Nonetheless, if Allen can stay on this pace, he could have a lucrative offseason that puts him in the upper echelon of pass rushers. If Allen eclipses 15 sacks, he will have accomplished something the sixth- and seventh-highest-paid edge rushers (Crosby and Chubb) have not. Allen’s contract could easily clear $20 million.

Jaylon Johnson, Chicago Bears

Jaylon Johnson has missed the past two games due to an injury, but Johnson allowed a completion percentage of 42.9 percent (tied-sixth) during the first three games of the year. Johnson added three stops (a solo tackle resulting in a short gain short of the first-down marker) and three forced incompletions – both figures ranked in the top 20 cornerbacks after Week 3.

This is a continuation of 2022, where he finished within a percentage point of Tariq Woolen, Xavien Howard and Denzel Ward in forced-incompletion percent (16.0 percent) to rank 16th among cornerbacks with at least 40 targets in coverage.

Meanwhile, Johnson has been playing in a defense that has not produced pressure against opposing quarterbacks. The Chicago Bears’ sack leader in 2022 was safety Jaquan Brisker with four (tied with Roquan Smith, who the Bears traded at the deadline). Johnson is firmly a CB1, which yields favorable paydays.

Johnson compares favorably with cornerbacks such as Carlton Davis and Jamel Dean. All three have staggering similar statistics across their career. Since Johnson was drafted, he has been targeted in coverage 14.5 percent of the time, which is lower than Davis (17.2 percent) but higher than Dean (13.8 percent).

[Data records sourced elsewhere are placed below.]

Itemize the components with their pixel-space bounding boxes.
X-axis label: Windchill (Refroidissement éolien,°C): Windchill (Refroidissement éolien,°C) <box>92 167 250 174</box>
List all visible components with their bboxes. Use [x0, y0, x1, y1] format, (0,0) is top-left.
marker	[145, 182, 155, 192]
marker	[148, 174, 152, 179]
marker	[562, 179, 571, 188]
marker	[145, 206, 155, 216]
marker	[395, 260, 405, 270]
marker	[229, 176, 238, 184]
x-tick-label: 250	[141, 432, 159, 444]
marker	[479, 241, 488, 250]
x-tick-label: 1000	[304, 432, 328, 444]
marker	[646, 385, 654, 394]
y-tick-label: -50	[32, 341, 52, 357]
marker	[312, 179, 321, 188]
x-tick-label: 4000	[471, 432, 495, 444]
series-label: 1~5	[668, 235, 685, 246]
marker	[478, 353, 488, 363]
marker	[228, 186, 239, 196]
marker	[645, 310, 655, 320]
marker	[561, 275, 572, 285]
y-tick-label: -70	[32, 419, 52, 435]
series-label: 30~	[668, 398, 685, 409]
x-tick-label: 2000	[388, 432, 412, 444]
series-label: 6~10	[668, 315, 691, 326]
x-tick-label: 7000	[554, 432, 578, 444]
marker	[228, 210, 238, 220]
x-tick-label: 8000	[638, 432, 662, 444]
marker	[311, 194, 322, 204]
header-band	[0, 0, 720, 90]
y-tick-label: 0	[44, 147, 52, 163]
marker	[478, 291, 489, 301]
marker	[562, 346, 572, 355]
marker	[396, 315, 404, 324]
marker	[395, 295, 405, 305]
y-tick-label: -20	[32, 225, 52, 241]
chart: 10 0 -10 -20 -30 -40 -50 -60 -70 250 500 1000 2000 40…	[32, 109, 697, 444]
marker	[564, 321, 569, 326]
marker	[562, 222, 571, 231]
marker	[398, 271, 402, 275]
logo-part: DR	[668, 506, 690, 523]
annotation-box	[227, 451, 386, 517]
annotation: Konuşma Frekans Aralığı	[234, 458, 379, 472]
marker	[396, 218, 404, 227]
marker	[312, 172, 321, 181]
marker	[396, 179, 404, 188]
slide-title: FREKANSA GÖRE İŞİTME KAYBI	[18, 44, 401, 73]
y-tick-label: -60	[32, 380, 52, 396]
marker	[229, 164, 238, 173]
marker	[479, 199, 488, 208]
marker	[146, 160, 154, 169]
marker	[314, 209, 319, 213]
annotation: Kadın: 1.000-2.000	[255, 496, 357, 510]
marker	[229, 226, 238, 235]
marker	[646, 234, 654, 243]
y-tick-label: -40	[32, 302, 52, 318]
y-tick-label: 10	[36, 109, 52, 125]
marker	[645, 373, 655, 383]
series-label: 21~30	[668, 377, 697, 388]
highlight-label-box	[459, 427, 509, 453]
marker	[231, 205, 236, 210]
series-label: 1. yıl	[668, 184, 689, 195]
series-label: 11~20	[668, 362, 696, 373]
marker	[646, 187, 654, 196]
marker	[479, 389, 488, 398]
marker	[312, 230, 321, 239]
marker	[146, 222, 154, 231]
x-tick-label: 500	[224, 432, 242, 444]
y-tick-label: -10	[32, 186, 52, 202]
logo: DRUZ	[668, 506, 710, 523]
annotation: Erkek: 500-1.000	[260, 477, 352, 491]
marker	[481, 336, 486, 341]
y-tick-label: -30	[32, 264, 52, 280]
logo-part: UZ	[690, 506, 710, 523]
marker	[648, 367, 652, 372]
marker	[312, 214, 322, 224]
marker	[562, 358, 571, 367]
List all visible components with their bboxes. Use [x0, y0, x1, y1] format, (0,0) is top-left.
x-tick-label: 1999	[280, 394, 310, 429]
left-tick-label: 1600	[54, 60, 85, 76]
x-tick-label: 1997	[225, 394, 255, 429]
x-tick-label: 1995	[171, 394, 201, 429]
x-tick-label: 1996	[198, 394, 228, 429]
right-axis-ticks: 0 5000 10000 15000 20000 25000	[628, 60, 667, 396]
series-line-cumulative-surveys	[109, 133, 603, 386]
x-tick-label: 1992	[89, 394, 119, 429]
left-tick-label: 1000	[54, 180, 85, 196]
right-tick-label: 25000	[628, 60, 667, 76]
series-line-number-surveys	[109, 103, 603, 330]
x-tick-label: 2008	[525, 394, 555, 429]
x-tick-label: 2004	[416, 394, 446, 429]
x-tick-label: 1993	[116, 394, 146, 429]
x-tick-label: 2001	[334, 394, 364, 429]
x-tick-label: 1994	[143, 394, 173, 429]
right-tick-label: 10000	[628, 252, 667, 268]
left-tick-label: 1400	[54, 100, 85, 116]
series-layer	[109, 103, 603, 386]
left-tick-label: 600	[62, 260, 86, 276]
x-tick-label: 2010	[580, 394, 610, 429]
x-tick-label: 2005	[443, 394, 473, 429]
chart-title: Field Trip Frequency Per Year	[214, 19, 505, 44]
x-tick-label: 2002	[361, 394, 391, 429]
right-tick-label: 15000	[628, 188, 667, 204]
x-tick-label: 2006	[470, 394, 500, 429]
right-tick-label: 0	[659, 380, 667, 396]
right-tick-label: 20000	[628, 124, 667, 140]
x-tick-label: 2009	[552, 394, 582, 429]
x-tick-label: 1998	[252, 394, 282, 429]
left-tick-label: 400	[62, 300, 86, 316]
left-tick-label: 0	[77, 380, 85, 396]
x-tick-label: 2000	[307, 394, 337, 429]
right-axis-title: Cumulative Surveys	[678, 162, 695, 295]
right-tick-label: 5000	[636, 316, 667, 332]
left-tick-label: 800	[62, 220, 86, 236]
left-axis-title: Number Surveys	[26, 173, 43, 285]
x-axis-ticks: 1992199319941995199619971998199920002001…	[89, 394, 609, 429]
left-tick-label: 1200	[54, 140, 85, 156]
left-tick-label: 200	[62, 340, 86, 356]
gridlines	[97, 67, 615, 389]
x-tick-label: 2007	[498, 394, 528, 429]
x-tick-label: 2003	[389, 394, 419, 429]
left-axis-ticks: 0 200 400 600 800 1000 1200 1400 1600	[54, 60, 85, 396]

Johnson has allowed more touchdowns (12) than Dean (13), but fewer than Davis (10). Since the beginning of 2022, Johnson has allowed just one score. Moreover, he has faced fewer dropped or off-target passes than both players by a wide margin. Johnson has faced 43 instances, whereas Davis and Dean have faced 59 and 51, respectively.

Johnson has just one interception in his career, but he still makes a play on the ball 16.8 percent of the time (roughly four percent more than Dean and within 0.4 percent of Dean). Johnson’s value is from $13 million to $15 million per season, represented by Dean and Davis’ annual average value of $13 million and $14.833 million, respectively. 

Grant Delpit, Cleveland Browns

Grant Delpit, a 2020 second-round pick from LSU, is one of the 2023 season’s most improved players. Although marred by injuries during the first two seasons of his career, he found his groove in his fourth year after playing an entire season last year.

This season, Delpit has allowed the seventh-lowest passer rating when targeted (64.2) and has allowed just one play of 15+ yards (tied-third). When Delpit is on the field, the defense registers a successful play 67.5 percent of the time and has allowed just two first-down receptions – first among safeties with at least 10 targets.

Further, Delpit has played spectacular run defense. Delpit has logged six stops and is displaying his versatility and excellence this season. 

Jalen Thompson of the Arizona Cardinals and Justin Reid of the Kansas City Chiefs provide fantastic precedent for a player like Delpit.

Delpit will be paid less than contemporaries including Minkah Fitzpatrick, Jamal Adams, Justin Simmons, Derwin James, Budda Baker, Jessie Bates and Harrison Smith. All five have reached multiple Pro Bowls, a First-Team All-Pro or both. Delpit is not there yet; other safeties like Marcus Williams or Quandre Diggs have significantly better ball production.

That leaves Thompson and Reid. They have allowed similar completion percentages, all above 68 percent but not above 78 percent. Delpit has one interception this season; Reid and Thompson intercepted two and three in their contract years, respectively.

Delpit has allowed a lower passer rating than Reid and Thompson (111.2; 84.3). Delpit will be an interesting story to follow, and if he continues to play like this, he could break the $10 million threshold as Thompson and Reid did in 2022.